Sebelum mulai menulis proposal untuk Banjarmasin Smart City Ideathon 2026, coba biasakan melihat kondisi nyata di sekitar kita. Gak usah jauh-jauh:

  • Perhatikan apa yang sering dikeluhkan warga saat melintas di jalanan atau jembatan kota.
  • Lihat bagaimana kondisi pengelolaan sampah atau kebersihan lingkungan di pemukiman padat.
  • Cek apakah masih ada alur pelayanan publik yang dirasa terlalu berbelit-belit bagi masyarakat.

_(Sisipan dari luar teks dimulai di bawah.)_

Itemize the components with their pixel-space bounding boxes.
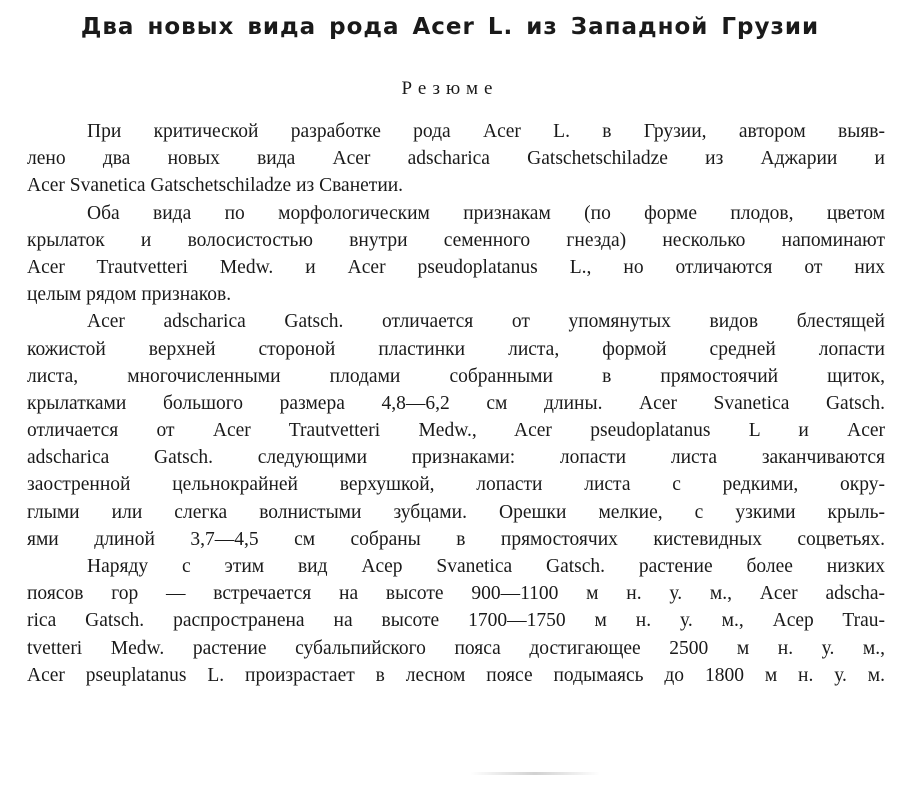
text-line: поясов гор — встречается на высоте 900—1100 м н. у. м., Acer adscha- — [27, 583, 885, 605]
text-line: отличается от Acer Trautvetteri Medw., Acer pseudoplatanus L и Acer — [27, 420, 885, 442]
text-line: листа, многочисленными плодами собранными в прямостоячий щиток, — [27, 365, 885, 387]
paragraph-2 — [27, 200, 885, 309]
text-line: Наряду с этим вид Acep Svanetica Gatsch. растение более низких — [87, 556, 885, 577]
text-line: глыми или слегка волнистыми зубцами. Орешки мелкие, с узкими крыль- — [27, 501, 885, 523]
text-line: tvetteri Medw. растение субальпийского пояса достигающее 2500 м н. у. м., — [27, 637, 885, 659]
text-line: Acer pseuplatanus L. произрастает в лесном поясе подымаясь до 1800 м н. у. м. — [27, 664, 885, 686]
body-text — [27, 118, 885, 689]
text-line: крылатками большого размера 4,8—6,2 см длины. Acer Svanetica Gatsch. — [27, 392, 885, 414]
paragraph-1 — [27, 118, 885, 200]
text-line: заостренной цельнокрайней верхушкой, лопасти листа с редкими, окру- — [27, 474, 885, 496]
document-title: Два новых вида рода Acer L. из Западной Грузии — [80, 14, 820, 40]
paragraph-4 — [27, 553, 885, 689]
text-line: целым рядом признаков. — [27, 284, 232, 306]
paragraph-3 — [27, 308, 885, 553]
text-line: лено два новых вида Acer adscharica Gatschetschiladze из Аджарии и — [27, 148, 885, 170]
text-line: adscharica Gatsch. следующими признаками: лопасти листа заканчиваются — [27, 447, 885, 469]
text-line: rica Gatsch. распространена на высоте 1700—1750 м н. у. м., Acep Trau- — [27, 610, 885, 632]
text-line: Оба вида по морфологическим признакам (по форме плодов, цветом — [87, 202, 885, 224]
text-line: Acer Svanetica Gatschetschiladze из Сванетии. — [27, 175, 404, 197]
text-line: крылаток и волосистостью внутри семенного гнезда) несколько напоминают — [27, 229, 885, 251]
text-line: кожистой верхней стороной пластинки листа, формой средней лопасти — [27, 338, 885, 360]
text-line: Acer Trautvetteri Medw. и Acer pseudoplatanus L., но отличаются от них — [27, 256, 885, 278]
text-line: Acer adscharica Gatsch. отличается от упомянутых видов блестящей — [87, 311, 885, 333]
text-line: ями длиной 3,7—4,5 см собраны в прямостоячих кистевидных соцветьях. — [27, 528, 885, 550]
scan-smudge — [470, 772, 600, 775]
section-heading-resume: Резюме — [401, 78, 499, 99]
text-line: При критической разработке рода Acer L. в Грузии, автором выяв- — [87, 121, 885, 142]
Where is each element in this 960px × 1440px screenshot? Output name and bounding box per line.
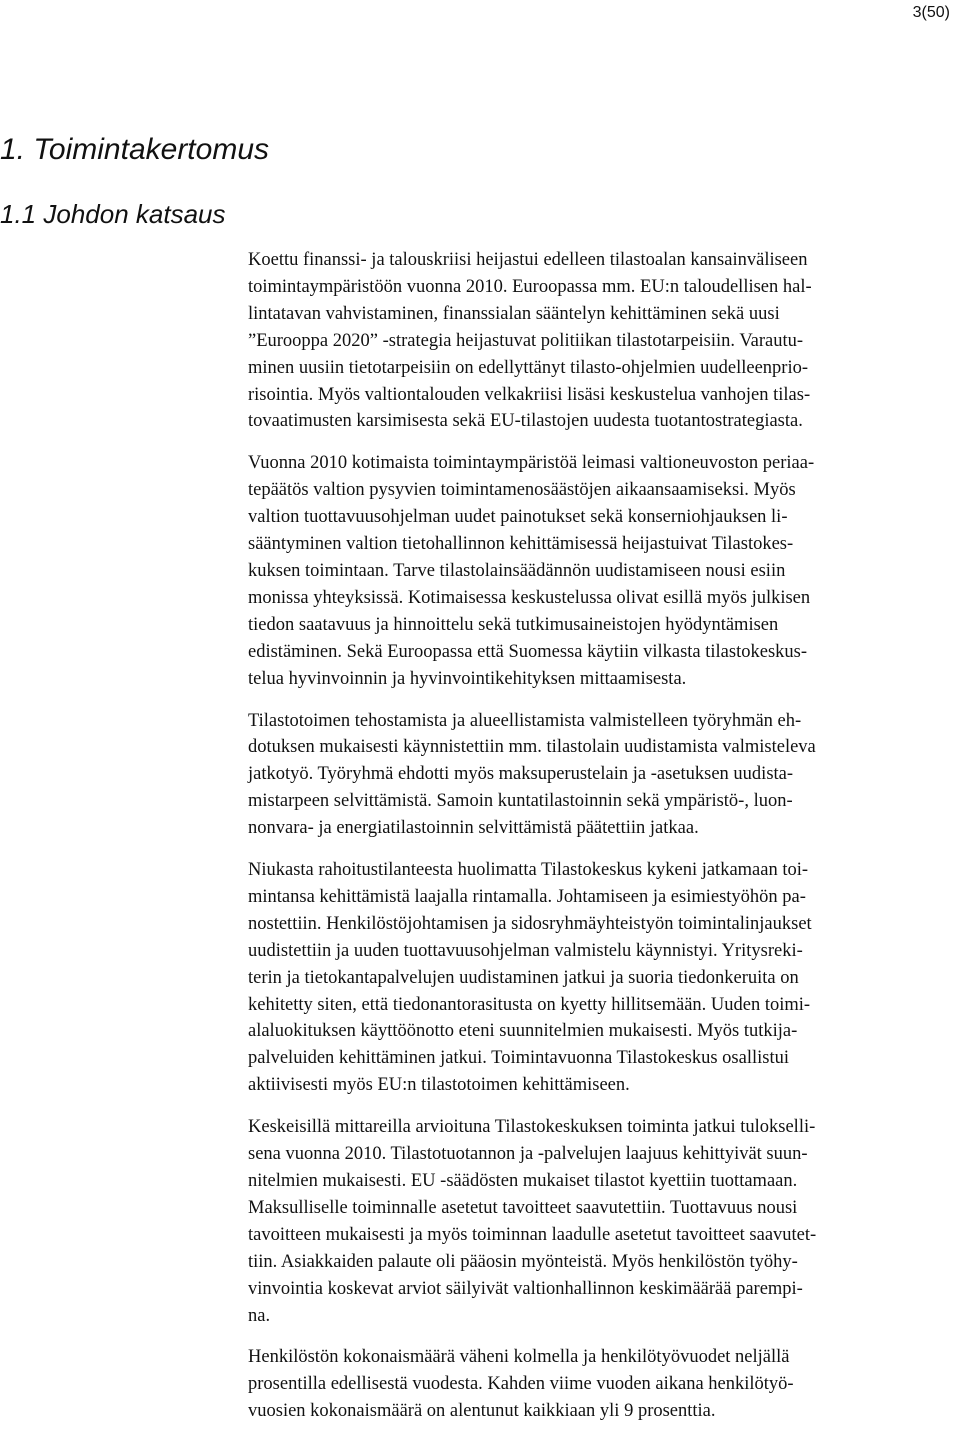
text-line: Maksulliselle toiminnalle asetetut tavoitteet saavutettiin. Tuottavuus nousi: [248, 1197, 798, 1218]
text-line: valtion tuottavuusohjelman uudet painotukset sekä konserniohjauksen li-: [248, 507, 788, 528]
text-line: risointia. Myös valtiontalouden velkakriisi lisäsi keskustelua vanhojen tilas-: [248, 384, 811, 405]
text-line: minen uusiin tietotarpeisiin on edellyttänyt tilasto-ohjelmien uudelleenprio-: [248, 357, 809, 378]
text-line: vinvointia koskevat arviot säilyivät valtionhallinnon keskimäärää parempi-: [248, 1278, 803, 1299]
text-line: nitelmien mukaisesti. EU -säädösten mukaiset tilastot kyettiin tuottamaan.: [248, 1171, 798, 1191]
text-line: toimintaympäristöön vuonna 2010. Euroopassa mm. EU:n taloudellisen hal-: [248, 276, 812, 297]
text-line: nostettiin. Henkilöstöjohtamisen ja sidosryhmäyhteistyön toimintalinjaukset: [248, 913, 812, 934]
text-line: vuosien kokonaismäärä on alentunut kaikkiaan yli 9 prosenttia.: [248, 1401, 716, 1422]
text-line: lintatavan vahvistaminen, finanssialan sääntelyn kehittäminen sekä uusi: [248, 303, 780, 324]
text-line: terin ja tietokantapalvelujen uudistaminen jatkui ja suoria tiedonkeruita on: [248, 967, 799, 988]
paragraph-3: [248, 708, 960, 843]
paragraph-6: [248, 1344, 960, 1425]
text-line: alaluokituksen käyttöönotto eteni suunnitelmien mukaisesti. Myös tutkija-: [248, 1021, 798, 1042]
text-line: Koettu finanssi- ja talouskriisi heijastui edelleen tilastoalan kansainväliseen: [248, 250, 808, 270]
text-line: Keskeisillä mittareilla arvioituna Tilastokeskuksen toiminta jatkui tulokselli-: [248, 1117, 816, 1138]
heading-johdon-katsaus: 1.1 Johdon katsaus: [0, 199, 226, 229]
text-line: tepäätös valtion pysyvien toimintamenosäästöjen aikaansaamiseksi. Myös: [248, 480, 796, 501]
paragraph-5: [248, 1114, 960, 1329]
text-line: mistarpeen selvittämistä. Samoin kuntatilastoinnin sekä ympäristö-, luon-: [248, 791, 793, 812]
text-line: tiin. Asiakkaiden palaute oli pääosin myönteistä. Myös henkilöstön työhy-: [248, 1251, 798, 1272]
text-line: monissa yhteyksissä. Kotimaisessa keskustelussa olivat esillä myös julkisen: [248, 587, 811, 608]
text-line: aktiivisesti myös EU:n tilastotoimen kehittämiseen.: [248, 1075, 630, 1096]
text-line: dotuksen mukaisesti käynnistettiin mm. tilastolain uudistamista valmisteleva: [248, 737, 816, 758]
text-line: mintansa kehittämistä laajalla rintamalla. Johtamiseen ja esimiestyöhön pa-: [248, 886, 806, 907]
text-line: Henkilöstön kokonaismäärä väheni kolmella ja henkilötyövuodet neljällä: [248, 1347, 790, 1368]
text-line: kehitetty siten, että tiedonantorasitusta on kyetty hillitsemään. Uuden toimi-: [248, 994, 811, 1015]
page-number: 3(50): [912, 4, 950, 21]
text-line: Tilastotoimen tehostamista ja alueellistamista valmistelleen työryhmän eh-: [248, 710, 802, 731]
text-line: prosentilla edellisestä vuodesta. Kahden viime vuoden aikana henkilötyö-: [248, 1374, 794, 1395]
text-line: edistäminen. Sekä Euroopassa että Suomessa käytiin vilkasta tilastokeskus-: [248, 641, 808, 662]
text-line: tiedon saatavuus ja hinnoittelu sekä tutkimusaineistojen hyödyntämisen: [248, 614, 779, 635]
text-line: Vuonna 2010 kotimaista toimintaympäristöä leimasi valtioneuvoston periaa-: [248, 453, 815, 474]
body-text: [248, 247, 960, 1440]
text-line: palveluiden kehittäminen jatkui. Toimintavuonna Tilastokeskus osallistui: [248, 1048, 789, 1069]
text-line: sääntyminen valtion tietohallinnon kehittämisessä heijastuivat Tilastokes-: [248, 534, 794, 555]
text-line: telua hyvinvoinnin ja hyvinvointikehityksen mittaamisesta.: [248, 668, 687, 689]
heading-toimintakertomus: 1. Toimintakertomus: [0, 133, 270, 166]
paragraph-1: [248, 247, 960, 435]
text-line: nonvara- ja energiatilastoinnin selvittämistä päätettiin jatkaa.: [248, 818, 699, 839]
text-line: kuksen toimintaan. Tarve tilastolainsäädännön uudistamiseen nousi esiin: [248, 560, 786, 581]
text-line: na.: [248, 1305, 271, 1326]
text-line: jatkotyö. Työryhmä ehdotti myös maksuperustelain ja -asetuksen uudista-: [248, 764, 794, 785]
paragraph-2: [248, 450, 960, 692]
text-line: sena vuonna 2010. Tilastotuotannon ja -palvelujen laajuus kehittyivät suun-: [248, 1144, 808, 1165]
text-line: ”Eurooppa 2020” -strategia heijastuvat politiikan tilastotarpeisiin. Varautu-: [248, 330, 804, 351]
text-line: tavoitteen mukaisesti ja myös toiminnan laadulle asetetut tavoitteet saavutet-: [248, 1224, 817, 1245]
paragraph-4: [248, 857, 960, 1099]
text-line: Niukasta rahoitustilanteesta huolimatta Tilastokeskus kykeni jatkamaan toi-: [248, 860, 809, 881]
text-line: tovaatimusten karsimisesta sekä EU-tilastojen uudesta tuotantostrategiasta.: [248, 411, 803, 432]
text-line: uudistettiin ja uuden tuottavuusohjelman valmistelu käynnistyi. Yritysreki-: [248, 940, 803, 961]
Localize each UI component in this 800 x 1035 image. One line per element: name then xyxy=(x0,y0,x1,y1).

Ambil satu masalah yang paling riil dan spesifik. Dari situlah kalian mulai merumuskan solusi atau inovasi yang logis, masuk akal, dan bisa benar-benar diterapkan untuk membantu Kota Banjarmasin. Juri jauh lebih menghargai solusi sederhana yang tepat sasaran daripada ide megah tapi tidak berpijak pada kenyataan.

Pastikan tim kalian sudah mengunduh panduan lengkap serta templat proposalnya sebelum mulai menyusun draf. Tetap fokus pada esensi masalahnya, ya.